Le Bréviaire du coadjuteur et les Burettes de l'abbé Maury, qui m'avaient si bien réussi avec Gobel, me servirent encore mieux avec madame de Staël, et la voilà aux champs.
—Ne prenez aucune détermination avant de me revoir; je remuerai ciel et terre, et pour commencer, je cours chez Barras. Que faut-il demander?
—Un poste au ministère des Relations extérieures; une fois dans la place, je saurai bien trouver le portefeuille.
Elle se met en campagne.
Barras a besoin de me voir, avant d'en parler à ses collègues, et je me rends à Suresnes où il avait une petite maison de plaisance.
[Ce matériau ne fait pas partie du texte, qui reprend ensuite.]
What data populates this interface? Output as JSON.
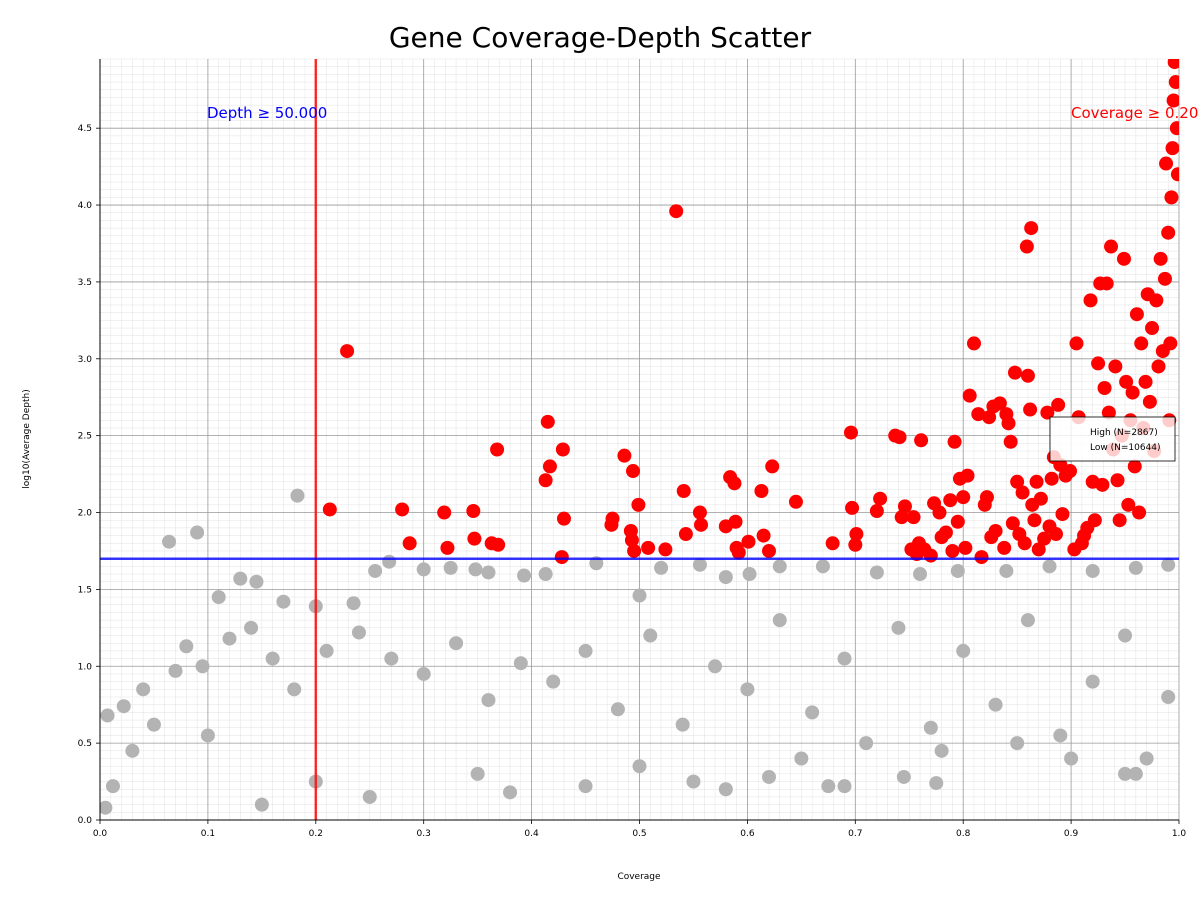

Il m'accueille fort bien et nous commençons à causer en attendant le dîner. Il me montre la difficulté de faire accepter par le Directoire un aristocrate, un prince, un évêque. Au cours de la conversation, on lui annonce à brûle-pourpoint que son favori vient de se noyer en se baignant dans la rivière, et il se livre, sans retenue devant moi, à un violent accès de désespoir.
Je restai alors silencieux, sans essayer de placer une parole de condoléance; mais à mon attitude réservée, à mes regards, il comprit que je respectais sa douleur. Il finit par se calmer par degrés, revint à moi, et une fois à table, la conversation politique opéra une diversion qui le décida en ma faveur.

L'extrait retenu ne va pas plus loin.